The earliest Pentiums were released at the clock speeds of 66 MHz and 60 MHz. Later on 75, 90, 100, 120, 133, 150, 166, 200, and 233 MHz versions gradually became available. 266 and 300 MHz versions were later released for mobile computing. Pentium OverDrive processors were released at speeds of 63 and 83 MHz as an upgrade option for older 486-class computers.
| Code name | P5 | P54 | P54C | P55C | P55C (Tillamook) | ||||||||||||||||
|---|---|---|---|---|---|---|---|---|---|---|---|---|---|---|---|---|---|---|---|---|---|
| Process size (µm) | 0.80 | 0.60 | 0.35 | 0.25 | |||||||||||||||||
| Clock speed (MHz) | 60 | 66 | 75 | 90 | 100 | 120 | 133 | 150 | 166 | 200 | 120* | 133* | 150* | 166 | 200 | 233 | 200 | 233 | 266 | 300 | |
| Voltage | 5.0 | 5.0 | 3.3 | 3.3 | 3.3 | 3.3 | 3.3 | 3.3 | 3.3 | 3.3 | 2.8 | 2.8 | 2.8 | 2.8 | 2.8 | 2.8 | 1.8 | 1.8 | 1.8 | 1.8 | |
| Introduced | March 1993 | Oct. 1994 | March 1994 | March 1995 | June 1995 | Jan. 1996 | June 1996 | Oct. 1996 | June 1997 | Sept. 1997 | Jan. 1998 | Jan. 1999 | |||||||||
The early versions of 60-100 MHz Pentiums had a problem in the floating point unit that, in rare cases, resulted in reduced precision of division operations. This bug, discovered in Lynchburg, Virginia in 1994, became known as the Pentium FDIV bug and caused great embarrassment for Intel, which created an exchange program to replace the faulty processors with corrected ones. The 60 and 66 Mhz 0.8 µm versions of the Pentium processors were also known for their fragility and their (for the time) high levels of heat production - in fact, the Pentium 60 and 66 were often nicknamed "coffee warmers". They were also known as "high voltage Pentiums", due to their 5V operation. The heat problems were removed with the P54, which ran at a much lower voltage (3.3V). P5 Pentiums used Socket 4, while P54 started out on Socket 5 before moving to Socket 7 in later revisions. All desktop Pentiums from P54C onwards used Socket 7. Another bug known as f00f bug was discovered soon, fortunately operating system vendors responded by implementing workarounds that prevented the crash.

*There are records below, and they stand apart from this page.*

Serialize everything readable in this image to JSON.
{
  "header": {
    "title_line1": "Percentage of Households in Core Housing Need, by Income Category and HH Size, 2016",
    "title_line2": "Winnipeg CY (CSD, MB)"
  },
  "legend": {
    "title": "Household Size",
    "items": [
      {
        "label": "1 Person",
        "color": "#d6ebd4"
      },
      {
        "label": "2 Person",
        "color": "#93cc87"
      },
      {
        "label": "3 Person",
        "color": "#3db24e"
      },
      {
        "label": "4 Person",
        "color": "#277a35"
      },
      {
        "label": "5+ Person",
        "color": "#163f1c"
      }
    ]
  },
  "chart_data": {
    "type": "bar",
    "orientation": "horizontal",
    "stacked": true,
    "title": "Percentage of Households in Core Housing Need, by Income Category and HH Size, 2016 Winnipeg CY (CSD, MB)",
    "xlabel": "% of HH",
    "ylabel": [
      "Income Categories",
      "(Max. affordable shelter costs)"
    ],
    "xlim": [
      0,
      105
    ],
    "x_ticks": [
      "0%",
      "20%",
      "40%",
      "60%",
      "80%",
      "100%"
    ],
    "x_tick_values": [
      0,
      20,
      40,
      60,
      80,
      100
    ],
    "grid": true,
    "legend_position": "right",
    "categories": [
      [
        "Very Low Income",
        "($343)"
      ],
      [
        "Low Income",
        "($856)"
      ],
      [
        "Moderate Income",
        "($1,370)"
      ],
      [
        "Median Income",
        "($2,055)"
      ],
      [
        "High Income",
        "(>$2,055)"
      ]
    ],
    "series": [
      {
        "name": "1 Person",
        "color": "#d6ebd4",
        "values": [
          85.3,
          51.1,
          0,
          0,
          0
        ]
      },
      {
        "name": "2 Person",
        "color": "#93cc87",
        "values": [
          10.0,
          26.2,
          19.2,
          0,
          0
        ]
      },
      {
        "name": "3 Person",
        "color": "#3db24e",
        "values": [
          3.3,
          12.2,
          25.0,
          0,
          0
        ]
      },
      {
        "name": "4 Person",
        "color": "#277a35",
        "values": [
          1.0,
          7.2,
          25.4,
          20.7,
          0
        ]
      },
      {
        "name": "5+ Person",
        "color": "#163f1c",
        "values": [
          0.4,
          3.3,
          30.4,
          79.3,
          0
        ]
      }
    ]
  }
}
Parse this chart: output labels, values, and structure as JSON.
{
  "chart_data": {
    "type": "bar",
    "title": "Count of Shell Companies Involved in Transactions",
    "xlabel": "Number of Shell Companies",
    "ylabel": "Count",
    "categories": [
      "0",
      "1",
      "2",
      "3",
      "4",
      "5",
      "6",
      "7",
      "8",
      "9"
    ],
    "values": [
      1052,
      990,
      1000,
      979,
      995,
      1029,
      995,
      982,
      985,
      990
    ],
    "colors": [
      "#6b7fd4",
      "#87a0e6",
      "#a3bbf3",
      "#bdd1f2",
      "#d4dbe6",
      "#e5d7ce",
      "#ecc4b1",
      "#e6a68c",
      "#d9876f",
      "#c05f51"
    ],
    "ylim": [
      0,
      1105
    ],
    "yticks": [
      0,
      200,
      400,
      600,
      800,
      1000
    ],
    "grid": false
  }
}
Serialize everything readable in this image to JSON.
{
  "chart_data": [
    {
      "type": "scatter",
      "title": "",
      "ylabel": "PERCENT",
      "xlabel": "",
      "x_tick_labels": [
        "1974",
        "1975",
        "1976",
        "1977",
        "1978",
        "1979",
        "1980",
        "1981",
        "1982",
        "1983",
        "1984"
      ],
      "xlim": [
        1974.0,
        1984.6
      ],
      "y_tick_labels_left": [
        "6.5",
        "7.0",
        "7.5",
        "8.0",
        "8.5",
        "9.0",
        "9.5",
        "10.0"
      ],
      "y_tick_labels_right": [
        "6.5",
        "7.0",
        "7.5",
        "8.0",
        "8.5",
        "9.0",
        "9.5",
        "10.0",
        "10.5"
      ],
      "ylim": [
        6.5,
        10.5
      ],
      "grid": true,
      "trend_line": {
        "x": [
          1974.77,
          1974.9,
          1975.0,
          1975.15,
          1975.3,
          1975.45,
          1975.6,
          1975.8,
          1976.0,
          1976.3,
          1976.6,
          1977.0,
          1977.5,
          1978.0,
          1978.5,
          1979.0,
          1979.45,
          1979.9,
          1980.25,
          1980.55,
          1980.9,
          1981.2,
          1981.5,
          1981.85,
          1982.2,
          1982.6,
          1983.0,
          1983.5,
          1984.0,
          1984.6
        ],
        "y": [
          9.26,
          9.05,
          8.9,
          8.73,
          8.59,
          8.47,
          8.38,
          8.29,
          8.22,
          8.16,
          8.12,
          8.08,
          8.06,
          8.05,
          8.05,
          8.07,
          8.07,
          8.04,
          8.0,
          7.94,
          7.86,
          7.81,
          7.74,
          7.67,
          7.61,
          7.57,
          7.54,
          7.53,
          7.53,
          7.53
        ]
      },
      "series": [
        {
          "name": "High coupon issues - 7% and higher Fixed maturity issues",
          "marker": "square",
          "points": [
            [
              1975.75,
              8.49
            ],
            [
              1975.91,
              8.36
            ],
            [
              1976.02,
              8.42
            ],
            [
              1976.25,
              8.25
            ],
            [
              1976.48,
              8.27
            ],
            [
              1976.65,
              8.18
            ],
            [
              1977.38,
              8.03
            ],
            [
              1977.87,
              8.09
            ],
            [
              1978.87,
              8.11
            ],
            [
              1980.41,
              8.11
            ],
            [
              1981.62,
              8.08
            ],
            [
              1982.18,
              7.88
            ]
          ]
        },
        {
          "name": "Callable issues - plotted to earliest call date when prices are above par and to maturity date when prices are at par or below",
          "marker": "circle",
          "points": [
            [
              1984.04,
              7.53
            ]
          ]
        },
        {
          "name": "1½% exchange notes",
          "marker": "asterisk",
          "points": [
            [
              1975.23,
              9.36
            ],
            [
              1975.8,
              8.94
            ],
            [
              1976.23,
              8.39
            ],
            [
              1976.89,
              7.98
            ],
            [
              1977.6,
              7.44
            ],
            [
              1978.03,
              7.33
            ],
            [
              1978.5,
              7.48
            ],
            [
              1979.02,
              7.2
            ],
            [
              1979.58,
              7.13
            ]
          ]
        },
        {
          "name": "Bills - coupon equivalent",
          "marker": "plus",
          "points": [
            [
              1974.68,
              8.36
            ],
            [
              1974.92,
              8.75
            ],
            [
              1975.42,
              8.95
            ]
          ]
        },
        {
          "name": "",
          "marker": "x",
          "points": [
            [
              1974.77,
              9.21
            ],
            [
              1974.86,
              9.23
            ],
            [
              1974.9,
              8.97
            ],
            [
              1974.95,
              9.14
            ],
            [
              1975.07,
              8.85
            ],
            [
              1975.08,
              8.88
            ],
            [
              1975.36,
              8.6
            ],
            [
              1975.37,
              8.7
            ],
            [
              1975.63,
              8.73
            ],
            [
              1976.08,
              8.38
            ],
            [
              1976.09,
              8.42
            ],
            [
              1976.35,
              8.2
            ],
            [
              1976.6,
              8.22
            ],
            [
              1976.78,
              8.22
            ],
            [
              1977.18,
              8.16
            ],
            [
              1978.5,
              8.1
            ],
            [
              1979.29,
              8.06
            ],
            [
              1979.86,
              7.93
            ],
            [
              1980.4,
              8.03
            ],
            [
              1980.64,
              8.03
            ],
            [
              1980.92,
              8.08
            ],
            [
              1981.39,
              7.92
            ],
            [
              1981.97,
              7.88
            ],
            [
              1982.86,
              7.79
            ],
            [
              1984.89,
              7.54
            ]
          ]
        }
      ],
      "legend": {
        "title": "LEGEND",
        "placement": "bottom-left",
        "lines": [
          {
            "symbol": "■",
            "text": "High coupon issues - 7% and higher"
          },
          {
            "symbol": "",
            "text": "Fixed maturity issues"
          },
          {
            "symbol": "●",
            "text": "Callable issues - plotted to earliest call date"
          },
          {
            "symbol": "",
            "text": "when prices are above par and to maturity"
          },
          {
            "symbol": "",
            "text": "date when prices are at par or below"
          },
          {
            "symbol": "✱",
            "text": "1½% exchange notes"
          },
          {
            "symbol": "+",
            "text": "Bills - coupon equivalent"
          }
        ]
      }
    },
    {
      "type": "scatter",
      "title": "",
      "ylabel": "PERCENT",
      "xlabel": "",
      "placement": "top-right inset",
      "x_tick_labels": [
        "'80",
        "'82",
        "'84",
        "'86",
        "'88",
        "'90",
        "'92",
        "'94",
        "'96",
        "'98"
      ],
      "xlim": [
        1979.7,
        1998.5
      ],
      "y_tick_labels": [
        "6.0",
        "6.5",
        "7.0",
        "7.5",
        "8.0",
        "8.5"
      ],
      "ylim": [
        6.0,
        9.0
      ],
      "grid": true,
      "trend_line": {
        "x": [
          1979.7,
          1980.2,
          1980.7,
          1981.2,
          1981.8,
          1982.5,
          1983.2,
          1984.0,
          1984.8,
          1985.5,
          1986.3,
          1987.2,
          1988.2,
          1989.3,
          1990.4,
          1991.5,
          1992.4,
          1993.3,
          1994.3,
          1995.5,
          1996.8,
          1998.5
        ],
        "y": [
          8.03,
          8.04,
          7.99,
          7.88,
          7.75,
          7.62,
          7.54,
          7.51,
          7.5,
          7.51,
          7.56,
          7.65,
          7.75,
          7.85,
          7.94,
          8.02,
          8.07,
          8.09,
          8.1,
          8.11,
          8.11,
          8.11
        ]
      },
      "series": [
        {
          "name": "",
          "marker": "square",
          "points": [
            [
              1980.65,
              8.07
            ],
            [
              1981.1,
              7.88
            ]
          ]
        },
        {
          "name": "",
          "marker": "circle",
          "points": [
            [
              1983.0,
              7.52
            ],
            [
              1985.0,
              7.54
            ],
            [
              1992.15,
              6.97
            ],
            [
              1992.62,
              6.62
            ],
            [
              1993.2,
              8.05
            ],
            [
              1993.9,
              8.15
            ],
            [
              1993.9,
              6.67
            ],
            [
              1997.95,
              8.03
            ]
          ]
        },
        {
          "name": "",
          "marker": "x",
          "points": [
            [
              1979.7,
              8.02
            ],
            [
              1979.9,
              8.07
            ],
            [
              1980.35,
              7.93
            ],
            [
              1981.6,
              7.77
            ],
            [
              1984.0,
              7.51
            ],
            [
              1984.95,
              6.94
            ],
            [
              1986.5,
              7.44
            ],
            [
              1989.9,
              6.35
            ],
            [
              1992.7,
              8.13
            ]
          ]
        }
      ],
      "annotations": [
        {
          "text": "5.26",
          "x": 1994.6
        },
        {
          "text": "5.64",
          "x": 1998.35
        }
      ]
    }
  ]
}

The new instructions work on new data types: 64-bit packed vectors of either eight 8-bit integers, four 16-bit integers, two 32-bit integers, or 1 64-bit integer. So, for example, the PADDUSB (Packed ADD Unsigned Saturated Byte) instruction adds two vectors, each containing eight 8-bit unsigned integers together, pairwise; each addition that would overflow saturates, yielding 255, the maximum unsigned value that can be represented in a byte. These rather specialized instructions generally require special coding by the programmer for them to be used. Few progams ever used MMX.
The performance of the P55C was improved over previous versions by a doubling of the Level 1 CPU cache from 16 KiB to 32 KiB.
Pentium P55C notebook CPUs used a "mobile module" that held the CPU. This module was a PCB with the CPU directly attached to it in a special smaller form factor. The module snapped to the notebook motherboard and typically a heat spreader plate was installed and made contact with the module. Such notebooks frequently used the Intel 430MX chipset, a feature-reduced 430FX. However, with Tillamook (named after a city in Oregon), the module also held the 430TX chipset along with the system's 512 KiB SRAM cache memory.
It can be seen from this that brand name is only loosely related to the nature of a CPU's microarchitecture. The Pentium brand is traditionally used for desktop and notebook parts, the Celeron brand is used for "value" parts (typically lower performance and lower price), and the Xeon brand is used for high-performance parts suitable for servers and workstations. The same basic microarchitecture may be used for all brands, but implementations may differ in clock speeds, cache sizes, and package and sockets. Moreover, the same name is used for chips with unrelated microarchitectures.
The Intel Core processor uses the same microarchitecture as the Pentium M processors, but discards the Pentium M name (and also uses Intel's new logo); with the upcoming release of the Intel Core 2 processors in 2006, Intel will retire the Pentium name.